Gordura no fígado: como e por que a esteatose hepática se tornou uma epidemia global e preocupante

Neste artigo, especialista destaca que fatores como obesidade, diabetes e hábitos alimentares inadequados contribuem para essa condição silenciosa, que pode levar a complicações graves, como cirrose e câncer.

Gordura no fígado: como e por que a esteatose hepática se tornou uma epidemia global e preocupante
— Foto: Divulgação

– Eu sou seu fígado. Estou sendo prejudicado pelo excesso de gordura infiltrado entre as minhas células. Por favor, cuide disso antes que eu comece a falhar.

Se pudesse, o fígado de uma a cada três pessoas faria esse apelo. Estima-se que entre 25% e 30% da população adulta mundial tenham algum grau de gordura no fígado, condição chamada de esteatose hepática ou doença esteatótica associada à disfunção metabólica (sigla MASLD, em inglês).

No Brasil, dados citados pela Sociedade Brasileira de Hepatologia indicam em torno de 20% de esteatose hepática na população geral. Quando pacientes diabéticos são avaliados pelo ultrassom em relação à presença de esteatose, 70% são portadores da doença.

A Organização Mundial da Saúde (OMS) se preocupa com o aumento de casos de esteatose hepática, especialmente em países com altos índices de obesidade e diabetes, caracterizando uma epidemia global e silenciosa que já afeta populações mais jovens.
A doença costuma progredir em silêncio, e agrava os riscos à saúde com o passar do tempo. O fígado, a maior glândula do corpo, desempenha funções essenciais como filtrar o sangue, eliminar toxinas, produzir bile, armazenar vitaminas e minerais, regular a coagulação sanguínea e metabolizar hormônios e medicamentos.

O excesso de gordura afeta essas funções, causando inflamação e predispondo o órgão a problemas graves como esteato-hepatite, fibrose, cirrose e câncer.

Esse acúmulo pode ocorrer por várias razões. Uma delas é a entrada excessiva de ácidos graxos no sangue, provenientes da dieta ou da oxidação da gordura. Ácidos graxos são componentes básicos de lipídios, que são moléculas essenciais para armazenar energia e formar estruturas celulares, como as membranas.

Outra via é a produção aumentada de gordura pelo fígado a partir da glicose, comum em pessoas com resistência à insulina (hormônio que leva a glicose para dentro das células) ou ingestão de carboidratos em excesso. Problemas nas mitocôndrias (as “usinas” de energia das células) também diminuem a queima de gordura, favorecendo o acúmulo.

As alterações na composição da microbiota intestinal (a disbiose) também podem prejudicar a produção de ácidos graxos e aumentar a permeabilidade intestinal, facilitando a entrada de toxinas que inflamam o fígado. A microbiota é o conjunto de microrganismos (como bactérias, vírus e fungos) que habitam diversas partes do corpo, especialmente o intestino. Além disso, mudanças na microbiota afetam o metabolismo de gorduras e açúcares, agravando a resistência à insulina.
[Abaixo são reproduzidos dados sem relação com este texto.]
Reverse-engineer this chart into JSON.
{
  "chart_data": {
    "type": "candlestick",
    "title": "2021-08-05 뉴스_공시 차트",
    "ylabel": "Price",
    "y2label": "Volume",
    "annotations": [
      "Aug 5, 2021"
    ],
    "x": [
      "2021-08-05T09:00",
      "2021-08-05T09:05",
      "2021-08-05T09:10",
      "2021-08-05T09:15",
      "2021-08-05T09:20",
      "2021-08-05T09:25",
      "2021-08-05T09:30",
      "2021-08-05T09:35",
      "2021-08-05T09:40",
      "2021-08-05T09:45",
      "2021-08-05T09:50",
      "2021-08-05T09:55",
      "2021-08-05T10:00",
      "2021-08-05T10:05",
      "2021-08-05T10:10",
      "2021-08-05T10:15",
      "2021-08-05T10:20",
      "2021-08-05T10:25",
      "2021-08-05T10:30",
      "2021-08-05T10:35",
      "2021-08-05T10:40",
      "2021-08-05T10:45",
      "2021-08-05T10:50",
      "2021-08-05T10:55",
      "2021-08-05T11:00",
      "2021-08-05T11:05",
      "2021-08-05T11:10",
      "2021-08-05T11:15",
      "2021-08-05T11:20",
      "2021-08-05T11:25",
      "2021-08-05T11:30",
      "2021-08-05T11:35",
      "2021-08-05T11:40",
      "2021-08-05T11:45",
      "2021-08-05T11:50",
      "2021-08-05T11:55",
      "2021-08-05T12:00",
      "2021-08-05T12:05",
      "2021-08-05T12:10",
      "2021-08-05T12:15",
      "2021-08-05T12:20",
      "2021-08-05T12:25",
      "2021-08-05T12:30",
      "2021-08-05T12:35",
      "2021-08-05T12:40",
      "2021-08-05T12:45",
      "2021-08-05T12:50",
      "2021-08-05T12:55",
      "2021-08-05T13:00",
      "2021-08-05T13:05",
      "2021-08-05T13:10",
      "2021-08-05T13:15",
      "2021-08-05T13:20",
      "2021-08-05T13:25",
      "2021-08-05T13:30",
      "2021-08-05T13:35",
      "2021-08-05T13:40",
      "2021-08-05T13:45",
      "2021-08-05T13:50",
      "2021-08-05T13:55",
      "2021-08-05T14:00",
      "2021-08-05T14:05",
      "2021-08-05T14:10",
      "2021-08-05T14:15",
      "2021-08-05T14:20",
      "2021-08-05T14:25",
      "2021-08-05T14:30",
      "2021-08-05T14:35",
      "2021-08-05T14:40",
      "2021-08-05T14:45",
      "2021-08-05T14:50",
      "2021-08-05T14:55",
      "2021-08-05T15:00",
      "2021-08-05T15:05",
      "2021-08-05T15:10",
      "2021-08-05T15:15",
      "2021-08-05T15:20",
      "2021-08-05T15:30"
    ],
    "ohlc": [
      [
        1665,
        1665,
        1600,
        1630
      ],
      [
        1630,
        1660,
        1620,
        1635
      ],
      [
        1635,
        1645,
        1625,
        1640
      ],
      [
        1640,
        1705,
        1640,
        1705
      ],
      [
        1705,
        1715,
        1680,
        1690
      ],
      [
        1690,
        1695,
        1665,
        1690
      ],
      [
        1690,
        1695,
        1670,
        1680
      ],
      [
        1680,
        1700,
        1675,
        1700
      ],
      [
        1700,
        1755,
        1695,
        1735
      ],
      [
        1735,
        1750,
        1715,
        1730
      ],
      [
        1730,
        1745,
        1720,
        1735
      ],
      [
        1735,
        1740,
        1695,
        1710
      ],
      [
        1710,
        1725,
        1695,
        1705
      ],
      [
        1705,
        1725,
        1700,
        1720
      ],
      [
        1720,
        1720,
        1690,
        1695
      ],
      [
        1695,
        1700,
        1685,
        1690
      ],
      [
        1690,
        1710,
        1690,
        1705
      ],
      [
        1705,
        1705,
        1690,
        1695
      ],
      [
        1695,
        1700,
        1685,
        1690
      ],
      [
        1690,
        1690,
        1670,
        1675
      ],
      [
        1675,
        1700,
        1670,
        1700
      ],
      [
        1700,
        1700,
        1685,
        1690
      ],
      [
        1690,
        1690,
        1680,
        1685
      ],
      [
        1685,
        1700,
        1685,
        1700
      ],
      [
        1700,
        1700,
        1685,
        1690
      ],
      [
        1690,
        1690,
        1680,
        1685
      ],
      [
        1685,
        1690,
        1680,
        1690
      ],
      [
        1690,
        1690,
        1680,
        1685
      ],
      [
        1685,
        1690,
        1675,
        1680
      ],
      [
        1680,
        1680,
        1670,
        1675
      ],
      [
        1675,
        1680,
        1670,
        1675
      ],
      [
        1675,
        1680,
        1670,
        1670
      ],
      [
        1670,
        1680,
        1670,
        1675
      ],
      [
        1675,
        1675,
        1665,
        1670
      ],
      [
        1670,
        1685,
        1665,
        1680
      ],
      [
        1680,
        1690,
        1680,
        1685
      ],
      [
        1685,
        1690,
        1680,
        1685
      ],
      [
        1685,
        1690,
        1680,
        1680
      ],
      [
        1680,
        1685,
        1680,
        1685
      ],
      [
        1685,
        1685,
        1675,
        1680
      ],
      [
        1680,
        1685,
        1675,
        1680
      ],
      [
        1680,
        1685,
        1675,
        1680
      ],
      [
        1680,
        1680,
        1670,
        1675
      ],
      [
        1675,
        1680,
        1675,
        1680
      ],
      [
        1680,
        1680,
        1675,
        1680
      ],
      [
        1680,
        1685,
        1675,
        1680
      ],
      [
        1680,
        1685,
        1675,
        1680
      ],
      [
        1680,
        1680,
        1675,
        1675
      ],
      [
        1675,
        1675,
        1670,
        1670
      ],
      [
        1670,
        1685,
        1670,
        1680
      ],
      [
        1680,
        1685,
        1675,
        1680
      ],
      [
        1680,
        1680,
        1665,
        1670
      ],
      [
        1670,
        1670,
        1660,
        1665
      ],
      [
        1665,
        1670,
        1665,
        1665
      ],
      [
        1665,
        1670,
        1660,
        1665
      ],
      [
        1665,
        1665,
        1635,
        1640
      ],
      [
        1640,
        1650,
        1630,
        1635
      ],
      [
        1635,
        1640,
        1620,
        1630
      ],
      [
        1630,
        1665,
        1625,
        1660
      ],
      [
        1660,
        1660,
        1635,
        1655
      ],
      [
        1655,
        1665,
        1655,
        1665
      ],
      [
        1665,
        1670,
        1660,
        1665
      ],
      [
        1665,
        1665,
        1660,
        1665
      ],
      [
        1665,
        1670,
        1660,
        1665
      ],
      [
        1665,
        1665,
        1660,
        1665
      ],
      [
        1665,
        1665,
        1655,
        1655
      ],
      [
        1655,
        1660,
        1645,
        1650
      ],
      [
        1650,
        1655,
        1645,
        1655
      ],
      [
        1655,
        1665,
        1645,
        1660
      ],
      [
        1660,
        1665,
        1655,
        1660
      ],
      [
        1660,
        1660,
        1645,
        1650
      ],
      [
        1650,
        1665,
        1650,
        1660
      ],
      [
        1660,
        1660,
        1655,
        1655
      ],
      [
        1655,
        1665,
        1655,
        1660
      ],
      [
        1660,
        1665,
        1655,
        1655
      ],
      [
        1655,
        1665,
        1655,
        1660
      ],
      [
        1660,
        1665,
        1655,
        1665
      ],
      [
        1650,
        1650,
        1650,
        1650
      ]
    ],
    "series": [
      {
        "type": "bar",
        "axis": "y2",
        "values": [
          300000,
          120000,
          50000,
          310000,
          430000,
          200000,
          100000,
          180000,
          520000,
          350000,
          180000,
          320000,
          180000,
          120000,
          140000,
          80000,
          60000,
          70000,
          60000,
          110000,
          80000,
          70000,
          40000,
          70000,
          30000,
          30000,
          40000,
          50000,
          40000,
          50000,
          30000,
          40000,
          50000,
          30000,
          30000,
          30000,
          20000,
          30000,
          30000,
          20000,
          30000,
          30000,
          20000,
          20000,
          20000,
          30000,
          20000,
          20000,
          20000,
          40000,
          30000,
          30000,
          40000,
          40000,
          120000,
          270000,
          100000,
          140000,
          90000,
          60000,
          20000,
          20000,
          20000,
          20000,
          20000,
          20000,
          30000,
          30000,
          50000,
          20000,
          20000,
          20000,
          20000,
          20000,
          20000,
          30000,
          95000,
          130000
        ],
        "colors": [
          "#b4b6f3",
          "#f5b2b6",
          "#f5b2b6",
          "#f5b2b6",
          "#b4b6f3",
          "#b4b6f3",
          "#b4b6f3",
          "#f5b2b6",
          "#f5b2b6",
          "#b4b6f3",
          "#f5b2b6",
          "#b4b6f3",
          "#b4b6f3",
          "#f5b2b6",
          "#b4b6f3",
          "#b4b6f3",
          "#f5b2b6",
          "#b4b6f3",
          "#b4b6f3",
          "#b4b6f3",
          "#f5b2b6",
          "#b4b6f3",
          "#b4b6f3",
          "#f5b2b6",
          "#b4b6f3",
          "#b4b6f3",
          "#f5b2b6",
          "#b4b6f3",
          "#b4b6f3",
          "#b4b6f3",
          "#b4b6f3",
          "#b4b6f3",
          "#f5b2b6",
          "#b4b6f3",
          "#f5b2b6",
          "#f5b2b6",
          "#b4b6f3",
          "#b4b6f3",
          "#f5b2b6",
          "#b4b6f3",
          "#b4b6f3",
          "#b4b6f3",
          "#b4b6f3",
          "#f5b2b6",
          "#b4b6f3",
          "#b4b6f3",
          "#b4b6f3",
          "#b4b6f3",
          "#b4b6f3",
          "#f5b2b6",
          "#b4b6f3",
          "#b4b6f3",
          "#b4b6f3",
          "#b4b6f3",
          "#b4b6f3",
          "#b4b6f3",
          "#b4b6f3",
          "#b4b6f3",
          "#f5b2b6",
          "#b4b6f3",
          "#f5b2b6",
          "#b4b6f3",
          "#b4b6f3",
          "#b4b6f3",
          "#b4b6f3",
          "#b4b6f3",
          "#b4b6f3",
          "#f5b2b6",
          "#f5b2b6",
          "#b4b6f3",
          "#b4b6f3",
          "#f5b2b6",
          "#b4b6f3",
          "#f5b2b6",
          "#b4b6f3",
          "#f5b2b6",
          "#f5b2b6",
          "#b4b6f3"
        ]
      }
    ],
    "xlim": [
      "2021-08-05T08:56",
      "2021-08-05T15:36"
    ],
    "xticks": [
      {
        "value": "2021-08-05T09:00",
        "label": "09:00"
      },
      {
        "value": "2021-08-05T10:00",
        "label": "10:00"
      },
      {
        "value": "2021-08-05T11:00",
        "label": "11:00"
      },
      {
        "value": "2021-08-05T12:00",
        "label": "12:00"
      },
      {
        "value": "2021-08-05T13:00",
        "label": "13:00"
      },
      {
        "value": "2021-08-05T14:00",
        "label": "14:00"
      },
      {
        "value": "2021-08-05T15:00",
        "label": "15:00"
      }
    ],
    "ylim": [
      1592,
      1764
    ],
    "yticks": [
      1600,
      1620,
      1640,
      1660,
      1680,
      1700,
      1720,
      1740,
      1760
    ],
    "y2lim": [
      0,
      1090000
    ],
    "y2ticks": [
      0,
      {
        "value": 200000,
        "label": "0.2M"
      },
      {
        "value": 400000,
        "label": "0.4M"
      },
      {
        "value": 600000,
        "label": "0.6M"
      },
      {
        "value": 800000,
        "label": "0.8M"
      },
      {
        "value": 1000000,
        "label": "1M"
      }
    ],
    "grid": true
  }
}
Quem está mais vulnerável?

Os grupos de maior risco incluem indivíduos com sobrepeso ou obesidade, diabetes tipo 2, hipertensão e dislipidemias (alterações das diversas frações de gordura no sangue, como colesterol e triglicérides).

Nota-se também que a síndrome dos ovários policísticos, a apneia obstrutiva do sono e algumas condições hormonais, como o hipotireoidismo, estão associadas ao desenvolvimento da esteatose hepática. O uso de alguns medicamentos, como certos corticosteroides (entre outras substâncias), pode também contribuir para o processo.

O diagnóstico precoce é fundamental, pois a esteatose geralmente não apresenta sintomas evidentes. Quando surgem, incluem dor abdominal, fadiga extrema e perda de peso inexplicável. Isso significa que a doença já evoluiu para sua forma mais grave, como fibrose avançada ou mesmo cirrose, insuficiência hepática e câncer.

Especialmente aqueles que se encaixam nos grupos de risco devem realizar exames de rotina para monitorar a saúde do fígado. O ultrassom abdominal é o exame mais acessível para diagnosticar a esteatose hepática, permitindo a avaliação do acúmulo de gordura no órgão.

A elastografia hepática (FibroScan) é também um exame não invasivo que permite avaliar a rigidez do fígado, além da quantidade de gordura e fibrose presentes. Outro método altamente preciso para quantificar a gordura depositada é a ressonância magnética. Já a biópsia hepática, que faz uma análise direta da quantidade de gordura e detecta inflamação e fibrose, é indicada apenas em casos mais graves.